Il faut aussi rassurer les sources, prendre en compte leur peur. Ces sources risquent parfois le pire si elles sont démasquées. Il faut donc protéger les sources, votre vie et celle de votre entourage. "Le journaliste ne doit jamais abandonner. Il faut aller jusqu’au bout. Souvent en réseau. La peur, elle est quotidienne mais il faut savoir la gérer," indique M. Konan. 
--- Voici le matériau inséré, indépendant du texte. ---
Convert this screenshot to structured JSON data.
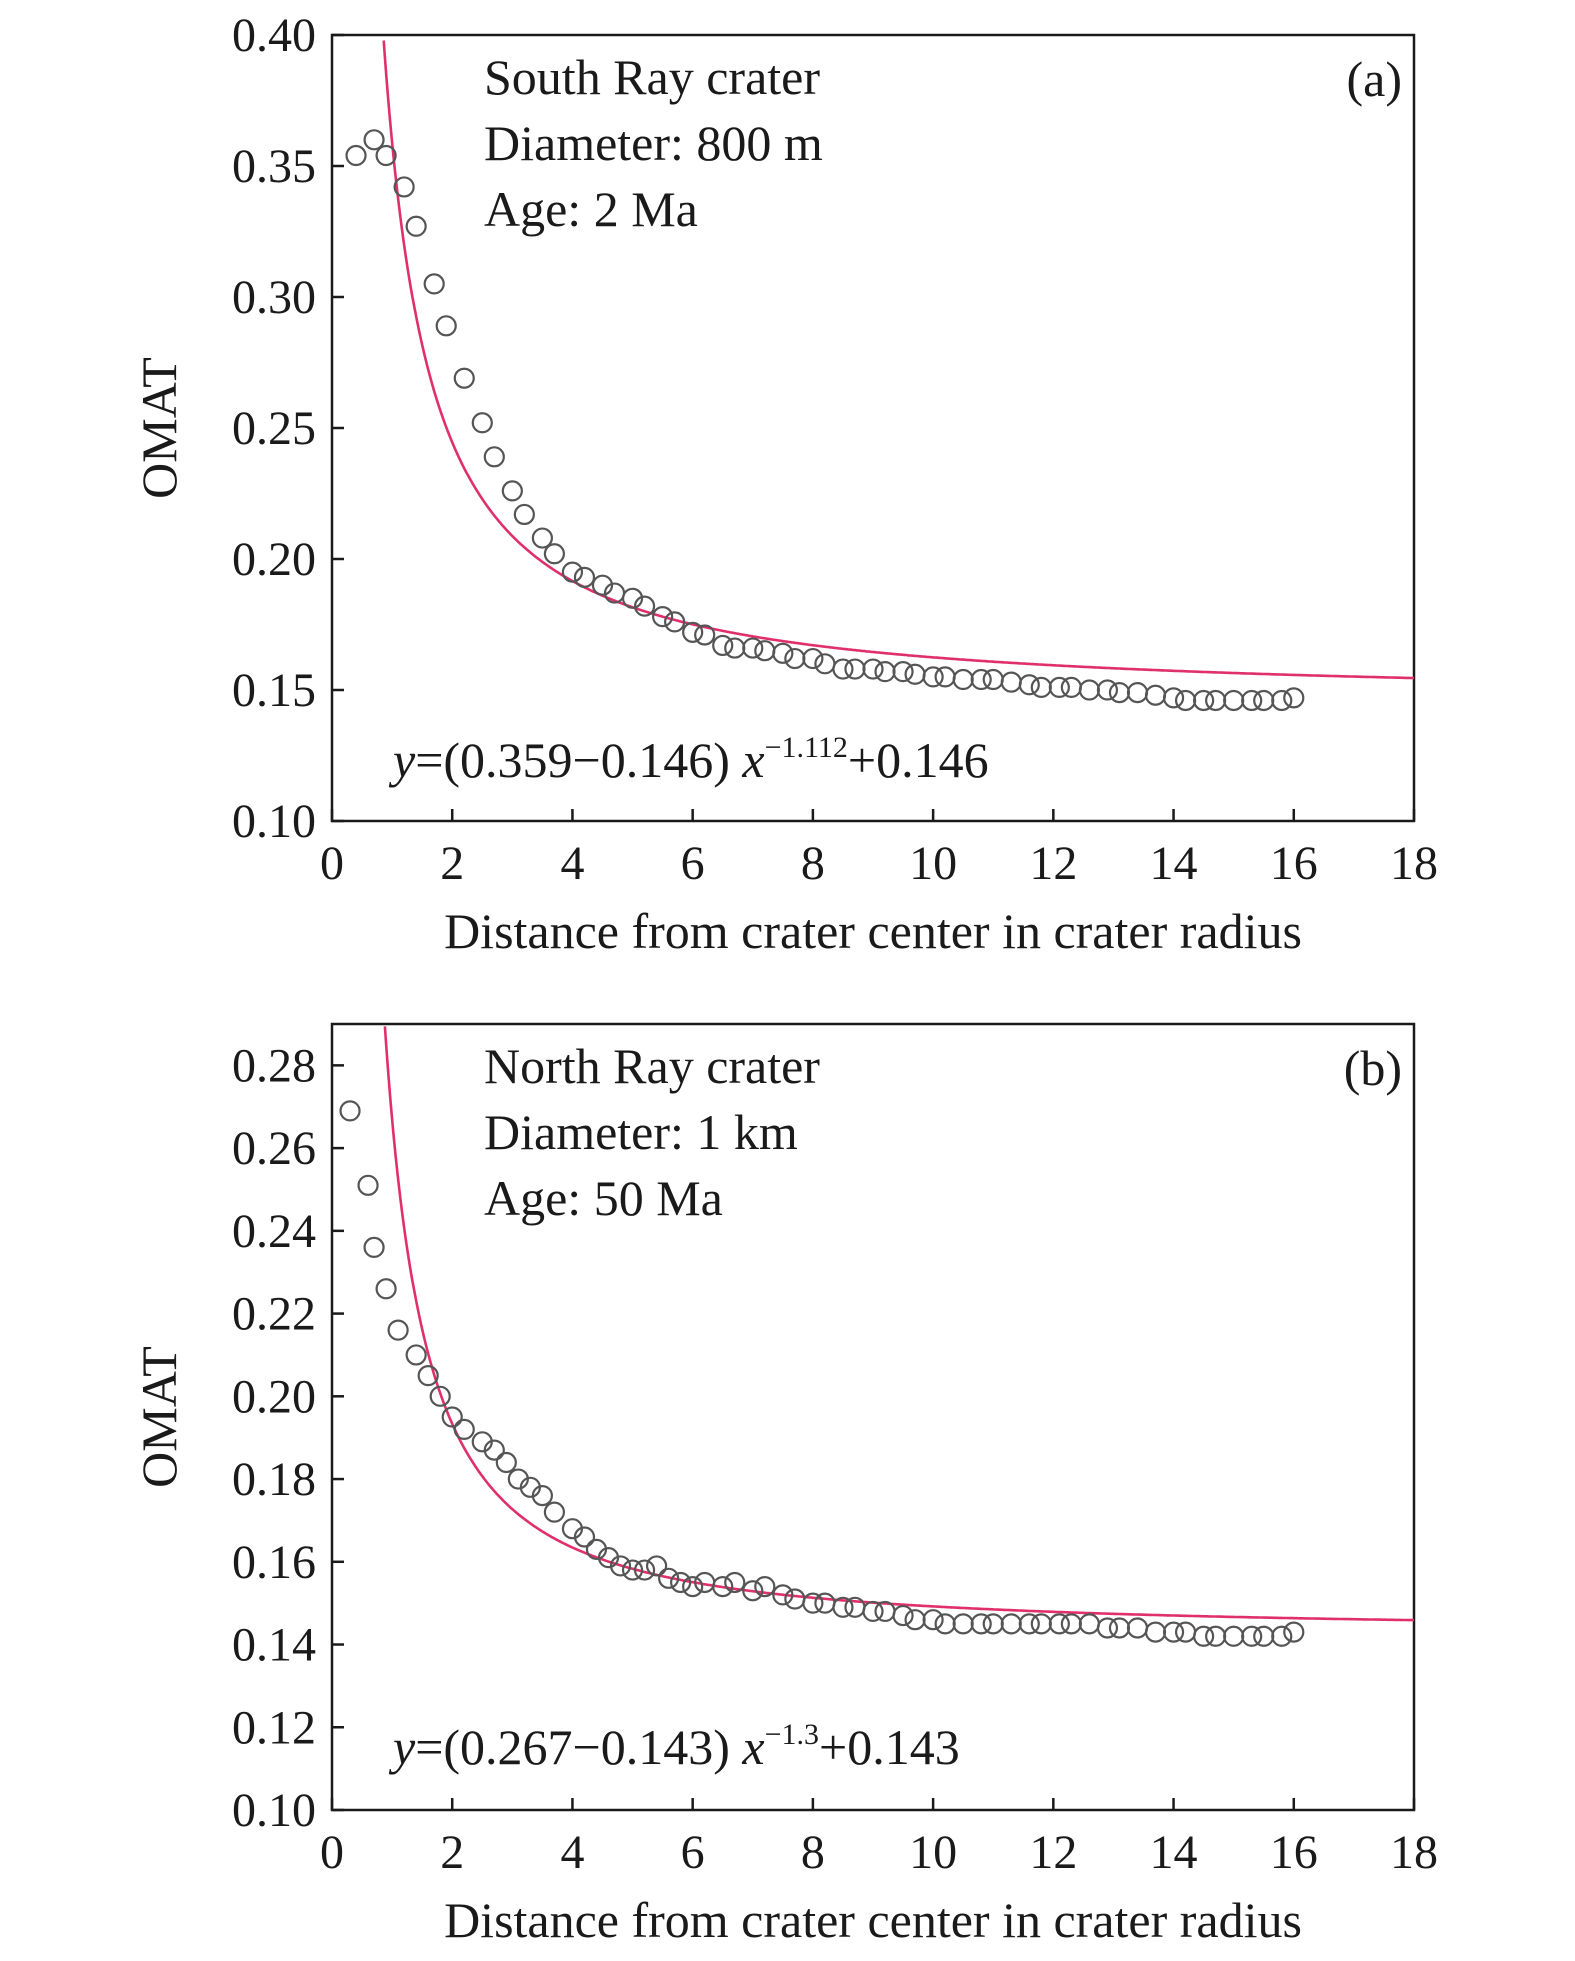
{
  "chart_data": [
    {
      "type": "scatter",
      "panel_label": "(a)",
      "annotation_lines": [
        "South Ray crater",
        "Diameter: 800 m",
        "Age: 2 Ma"
      ],
      "equation": {
        "y": "y",
        "eq_text": "=(0.359−0.146) ",
        "x": "x",
        "exponent": "−1.112",
        "tail": "+0.146"
      },
      "fit": {
        "a": 0.359,
        "c": 0.146,
        "p": 1.112
      },
      "xlabel": "Distance from crater center in crater radius",
      "ylabel": "OMAT",
      "xlim": [
        0,
        18
      ],
      "ylim": [
        0.1,
        0.4
      ],
      "xticks": [
        "0",
        "2",
        "4",
        "6",
        "8",
        "10",
        "12",
        "14",
        "16",
        "18"
      ],
      "yticks": [
        "0.10",
        "0.15",
        "0.20",
        "0.25",
        "0.30",
        "0.35",
        "0.40"
      ],
      "series": [
        {
          "marker": "open-circle",
          "x": [
            0.4,
            0.7,
            0.9,
            1.2,
            1.4,
            1.7,
            1.9,
            2.2,
            2.5,
            2.7,
            3.0,
            3.2,
            3.5,
            3.7,
            4.0,
            4.2,
            4.5,
            4.7,
            5.0,
            5.2,
            5.5,
            5.7,
            6.0,
            6.2,
            6.5,
            6.7,
            7.0,
            7.2,
            7.5,
            7.7,
            8.0,
            8.2,
            8.5,
            8.7,
            9.0,
            9.2,
            9.5,
            9.7,
            10.0,
            10.2,
            10.5,
            10.8,
            11.0,
            11.3,
            11.6,
            11.8,
            12.1,
            12.3,
            12.6,
            12.9,
            13.1,
            13.4,
            13.7,
            14.0,
            14.2,
            14.5,
            14.7,
            15.0,
            15.3,
            15.5,
            15.8,
            16.0
          ],
          "y": [
            0.354,
            0.36,
            0.354,
            0.342,
            0.327,
            0.305,
            0.289,
            0.269,
            0.252,
            0.239,
            0.226,
            0.217,
            0.208,
            0.202,
            0.195,
            0.193,
            0.19,
            0.187,
            0.185,
            0.182,
            0.178,
            0.176,
            0.172,
            0.171,
            0.167,
            0.166,
            0.166,
            0.165,
            0.164,
            0.162,
            0.162,
            0.16,
            0.158,
            0.158,
            0.158,
            0.157,
            0.157,
            0.156,
            0.155,
            0.155,
            0.154,
            0.154,
            0.154,
            0.153,
            0.152,
            0.151,
            0.151,
            0.151,
            0.15,
            0.15,
            0.149,
            0.149,
            0.148,
            0.147,
            0.146,
            0.146,
            0.146,
            0.146,
            0.146,
            0.146,
            0.146,
            0.147
          ]
        }
      ]
    },
    {
      "type": "scatter",
      "panel_label": "(b)",
      "annotation_lines": [
        "North Ray crater",
        "Diameter: 1 km",
        "Age: 50 Ma"
      ],
      "equation": {
        "y": "y",
        "eq_text": "=(0.267−0.143) ",
        "x": "x",
        "exponent": "−1.3",
        "tail": "+0.143"
      },
      "fit": {
        "a": 0.267,
        "c": 0.143,
        "p": 1.3
      },
      "xlabel": "Distance from crater center in crater radius",
      "ylabel": "OMAT",
      "xlim": [
        0,
        18
      ],
      "ylim": [
        0.1,
        0.29
      ],
      "xticks": [
        "0",
        "2",
        "4",
        "6",
        "8",
        "10",
        "12",
        "14",
        "16",
        "18"
      ],
      "yticks": [
        "0.10",
        "0.12",
        "0.14",
        "0.16",
        "0.18",
        "0.20",
        "0.22",
        "0.24",
        "0.26",
        "0.28"
      ],
      "series": [
        {
          "marker": "open-circle",
          "x": [
            0.3,
            0.6,
            0.7,
            0.9,
            1.1,
            1.4,
            1.6,
            1.8,
            2.0,
            2.2,
            2.5,
            2.7,
            2.9,
            3.1,
            3.3,
            3.5,
            3.7,
            4.0,
            4.2,
            4.4,
            4.6,
            4.8,
            5.0,
            5.2,
            5.4,
            5.6,
            5.8,
            6.0,
            6.2,
            6.5,
            6.7,
            7.0,
            7.2,
            7.5,
            7.7,
            8.0,
            8.2,
            8.5,
            8.7,
            9.0,
            9.2,
            9.5,
            9.7,
            10.0,
            10.2,
            10.5,
            10.8,
            11.0,
            11.3,
            11.6,
            11.8,
            12.1,
            12.3,
            12.6,
            12.9,
            13.1,
            13.4,
            13.7,
            14.0,
            14.2,
            14.5,
            14.7,
            15.0,
            15.3,
            15.5,
            15.8,
            16.0
          ],
          "y": [
            0.269,
            0.251,
            0.236,
            0.226,
            0.216,
            0.21,
            0.205,
            0.2,
            0.195,
            0.192,
            0.189,
            0.187,
            0.184,
            0.18,
            0.178,
            0.176,
            0.172,
            0.168,
            0.166,
            0.163,
            0.161,
            0.159,
            0.158,
            0.158,
            0.159,
            0.156,
            0.155,
            0.154,
            0.155,
            0.154,
            0.155,
            0.153,
            0.154,
            0.152,
            0.151,
            0.15,
            0.15,
            0.149,
            0.149,
            0.148,
            0.148,
            0.147,
            0.146,
            0.146,
            0.145,
            0.145,
            0.145,
            0.145,
            0.145,
            0.145,
            0.145,
            0.145,
            0.145,
            0.145,
            0.144,
            0.144,
            0.144,
            0.143,
            0.143,
            0.143,
            0.142,
            0.142,
            0.142,
            0.142,
            0.142,
            0.142,
            0.143
          ]
        }
      ]
    }
  ]
}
Les qualités du journaliste d’investigation

"La qualité c’est la rigueur, c’est l’extrême rigueur de votre travail. Vous pouvez avoir les meilleures sources, les meilleurs documents, vous pouvez être contacté au plus haut sommet de l’État, si vous n’avez pas de rigueur votre information, vous ne sauriez pas l’expliquer, l’analyser, faire une démonstration. Le journalisme d’investigation c’est d’abord une méthode très précise. Il faut comprendre l’enquête comme une démonstration d’hypothèses et d’éléments que vous avez collectés. Le courage et l’intrépidité, pour moi, sont assez secondaires. Ce qui est vraiment important, c’est d’être carré. Le but du journaliste, c’est de rendre vivante la démocratie," développe Ariane Lavrilleux. Pour conclure, l’ivoirien Noël Konan encourage la culture générale du journalistes pour éviter l’amalgame ou la désinformation.